How to set a number as retry condition in airflow DAG?

35.2k Views Asked by At

In my Airflow DAG i have 4 tasks

task_1 >> [task_2,task_3]>> task_4

task_4 runs only after a successful run of both task_2 and task_3

How do i set a condition such as :

if task_2 fails, retry task_2 after 2 minutes and stop retrying after the 5th attempt

This is my code :

from airflow.models import DAG
from airflow.utils.dates import days_ago
from airflow.operators.python_operator import PythonOperator

args={
    'owner' : 'Anti',
    'start_date':days_ago(1)# 1 means yesterday
}

dag = DAG(dag_id='my_sample_dag',default_args=args,schedule_interval='15 * * * *')

def func1(**context):
    print("ran task 1")

def func2(**context):
    print("ran task 2")

def func3(**context):
    print("ran task 3")

def func4(**context):
    print("ran task 4")

with dag:
    task_1=PythonOperator(
        task_id='task1',
        python_callable=func1,
        provide_context=True,
        
    )
    task_2=PythonOperator(
        task_id='task2',
        python_callable=func2,
        provide_context=True 
    )
    task_3=PythonOperator(
        task_id='task3',
        python_callable=func3,
        provide_context=True 
    )
    task_4=PythonOperator(
        task_id='task4',
        python_callable=func4,
        provide_context=True 
    )

task_1 >> [task_2,task_3]>> task_4 # t2,t3 runs parallel right after t1 has ran

1

There are 1 best solutions below

0
On BEST ANSWER

Every operator supports retry_delay and retries - Airflow documention.

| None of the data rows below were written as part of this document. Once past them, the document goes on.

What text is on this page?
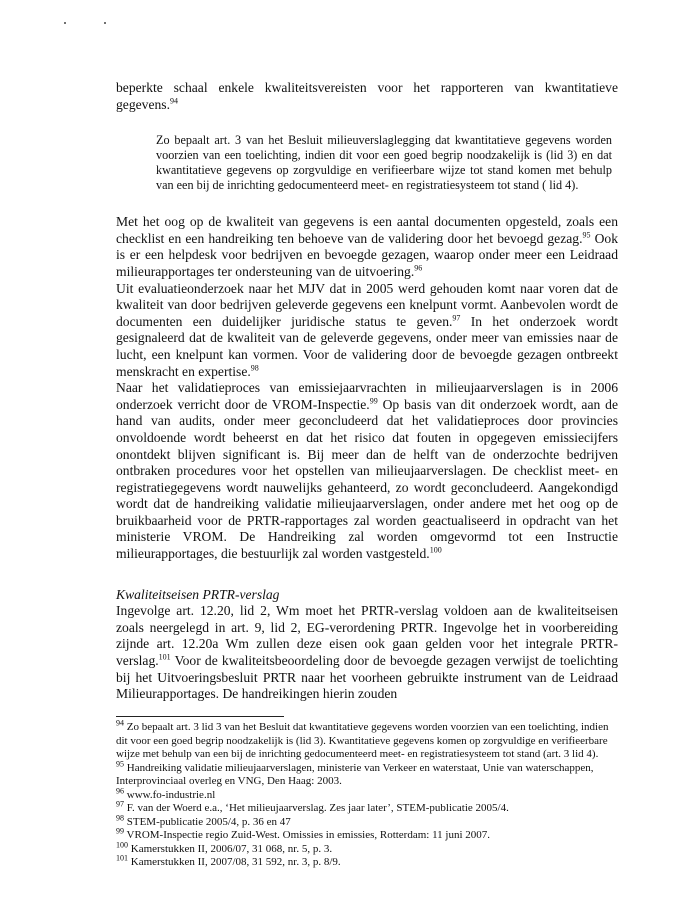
beperkte schaal enkele kwaliteitsvereisten voor het rapporteren van kwantitatieve gegevens.$^{94}$

Zo bepaalt art. 3 van het Besluit milieuverslaglegging dat kwantitatieve gegevens worden voorzien van een toelichting, indien dit voor een goed begrip noodzakelijk is (lid 3) en dat kwantitatieve gegevens op zorgvuldige en verifieerbare wijze tot stand komen met behulp van een bij de inrichting gedocumenteerd meet- en registratiesysteem tot stand ( lid 4).

Met het oog op de kwaliteit van gegevens is een aantal documenten opgesteld, zoals een checklist en een handreiking ten behoeve van de validering door het bevoegd gezag.$^{95}$ Ook is er een helpdesk voor bedrijven en bevoegde gezagen, waarop onder meer een Leidraad milieurapportages ter ondersteuning van de uitvoering.$^{96}$

Uit evaluatieonderzoek naar het MJV dat in 2005 werd gehouden komt naar voren dat de kwaliteit van door bedrijven geleverde gegevens een knelpunt vormt. Aanbevolen wordt de documenten een duidelijker juridische status te geven.$^{97}$ In het onderzoek wordt gesignaleerd dat de kwaliteit van de geleverde gegevens, onder meer van emissies naar de lucht, een knelpunt kan vormen. Voor de validering door de bevoegde gezagen ontbreekt menskracht en expertise.$^{98}$

Naar het validatieproces van emissiejaarvrachten in milieujaarverslagen is in 2006 onderzoek verricht door de VROM-Inspectie.$^{99}$ Op basis van dit onderzoek wordt, aan de hand van audits, onder meer geconcludeerd dat het validatieproces door provincies onvoldoende wordt beheerst en dat het risico dat fouten in opgegeven emissiecijfers onontdekt blijven significant is. Bij meer dan de helft van de onderzochte bedrijven ontbraken procedures voor het opstellen van milieujaarverslagen. De checklist meet- en registratiegegevens wordt nauwelijks gehanteerd, zo wordt geconcludeerd. Aangekondigd wordt dat de handreiking validatie milieujaarverslagen, onder andere met het oog op de bruikbaarheid voor de PRTR-rapportages zal worden geactualiseerd in opdracht van het ministerie VROM. De Handreiking zal worden omgevormd tot een Instructie milieurapportages, die bestuurlijk zal worden vastgesteld.$^{100}$

Kwaliteitseisen PRTR-verslag

Ingevolge art. 12.20, lid 2, Wm moet het PRTR-verslag voldoen aan de kwaliteitseisen zoals neergelegd in art. 9, lid 2, EG-verordening PRTR. Ingevolge het in voorbereiding zijnde art. 12.20a Wm zullen deze eisen ook gaan gelden voor het integrale PRTR-verslag.$^{101}$ Voor de kwaliteitsbeoordeling door de bevoegde gezagen verwijst de toelichting bij het Uitvoeringsbesluit PRTR naar het voorheen gebruikte instrument van de Leidraad Milieurapportages. De handreikingen hierin zouden

$^{94}$ Zo bepaalt art. 3 lid 3 van het Besluit dat kwantitatieve gegevens worden voorzien van een toelichting, indien dit voor een goed begrip noodzakelijk is (lid 3). Kwantitatieve gegevens komen op zorgvuldige en verifieerbare wijze met behulp van een bij de inrichting gedocumenteerd meet- en registratiesysteem tot stand (art. 3 lid 4).

$^{95}$ Handreiking validatie milieujaarverslagen, ministerie van Verkeer en waterstaat, Unie van waterschappen, Interprovinciaal overleg en VNG, Den Haag: 2003.

$^{96}$ www.fo-industrie.nl

$^{97}$ F. van der Woerd e.a., ‘Het milieujaarverslag. Zes jaar later’, STEM-publicatie 2005/4.

$^{98}$ STEM-publicatie 2005/4, p. 36 en 47

$^{99}$ VROM-Inspectie regio Zuid-West. Omissies in emissies, Rotterdam: 11 juni 2007.

$^{100}$ Kamerstukken II, 2006/07, 31 068, nr. 5, p. 3.

$^{101}$ Kamerstukken II, 2007/08, 31 592, nr. 3, p. 8/9.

retries (int) – the number of retries that should be performed before failing the task

retry_delay (datetime.timedelta) – delay between retries

If you want to apply this for all of your tasks, you can just edit your args dictionary:

args={
    'owner' : 'Anti',
    'retries': 5,
    'retry_delay': timedelta(minutes=2),
    'start_date':days_ago(1)# 1 means yesterday
}

If you just want to apply it to task_2 you can pass it directly to PythonOperator - in that case the other tasks use the default settings.

One comment on your args, it's not recommended to set a dynamic relative start_date but rather a fixed absolute date.